What sets the Korean style apart from American-influenced versions is texture. The batter is thin and often built on cornflour or potato starch rather than heavy seasoned flour, and the cooking is done in two stages. The first, gentler fry cooks the meat and drives off surface moisture; the second, hotter fry crisps the coating into something closer to glass than to crust. That resting step in between matters, because it lets steam escape so the second fry can do its work. The reward is chicken that stays crunchy even once it is sauced, which is the whole point.
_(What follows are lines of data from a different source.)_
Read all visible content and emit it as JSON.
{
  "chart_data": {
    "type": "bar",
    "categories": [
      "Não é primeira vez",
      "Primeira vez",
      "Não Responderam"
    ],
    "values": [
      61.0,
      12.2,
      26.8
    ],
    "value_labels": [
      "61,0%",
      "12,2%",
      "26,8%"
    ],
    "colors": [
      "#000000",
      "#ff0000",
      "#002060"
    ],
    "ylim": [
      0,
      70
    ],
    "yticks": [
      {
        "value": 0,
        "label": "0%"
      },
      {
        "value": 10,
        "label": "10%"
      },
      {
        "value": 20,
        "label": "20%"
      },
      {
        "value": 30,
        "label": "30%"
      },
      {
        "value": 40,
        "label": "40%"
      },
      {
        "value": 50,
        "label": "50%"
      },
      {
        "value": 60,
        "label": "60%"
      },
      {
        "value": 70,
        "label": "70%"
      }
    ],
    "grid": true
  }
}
Gochujang is the hero of the glaze. This deep red fermented paste, made from chilli powder, glutinous rice, fermented soybeans and salt, has been a cornerstone of Korean cooking for centuries and brings a rounded, savoury heat rather than a sharp burn. Loosened with honey, soy and a splash of rice vinegar, it becomes a lacquer that balances sweetness, salt and acidity against the richness of the fried chicken. A final hit of toasted sesame oil rounds everything off with a nutty perfume.
The twist of double-frying paired with a gochujang-honey glaze is not a single chef’s invention so much as a tidy distillation of how the dish is loved in Korea today: crisp, sticky and a little spicy. There is also an unsauced school of Korean fried chicken, often called huraideu, prized purely for its bare, crackling crust, and the saucy, spicy yangnyeom style that this recipe leans towards. Garlic, sesame and spring onion are the familiar supporting cast, and they earn their place, the raw garlic giving the glaze a savoury bite and the sesame a toasted finish.
A few small habits make all the difference at home. Keep the oil temperature steady between fries, give the chicken room rather than crowding the pan, and rest the pieces on a wire rack rather than paper so the bases do not steam and soften. Serve the chicken the moment it is tossed, while the shell still shatters under the sauce, ideally with a crisp pickled radish on the side to cut the richness.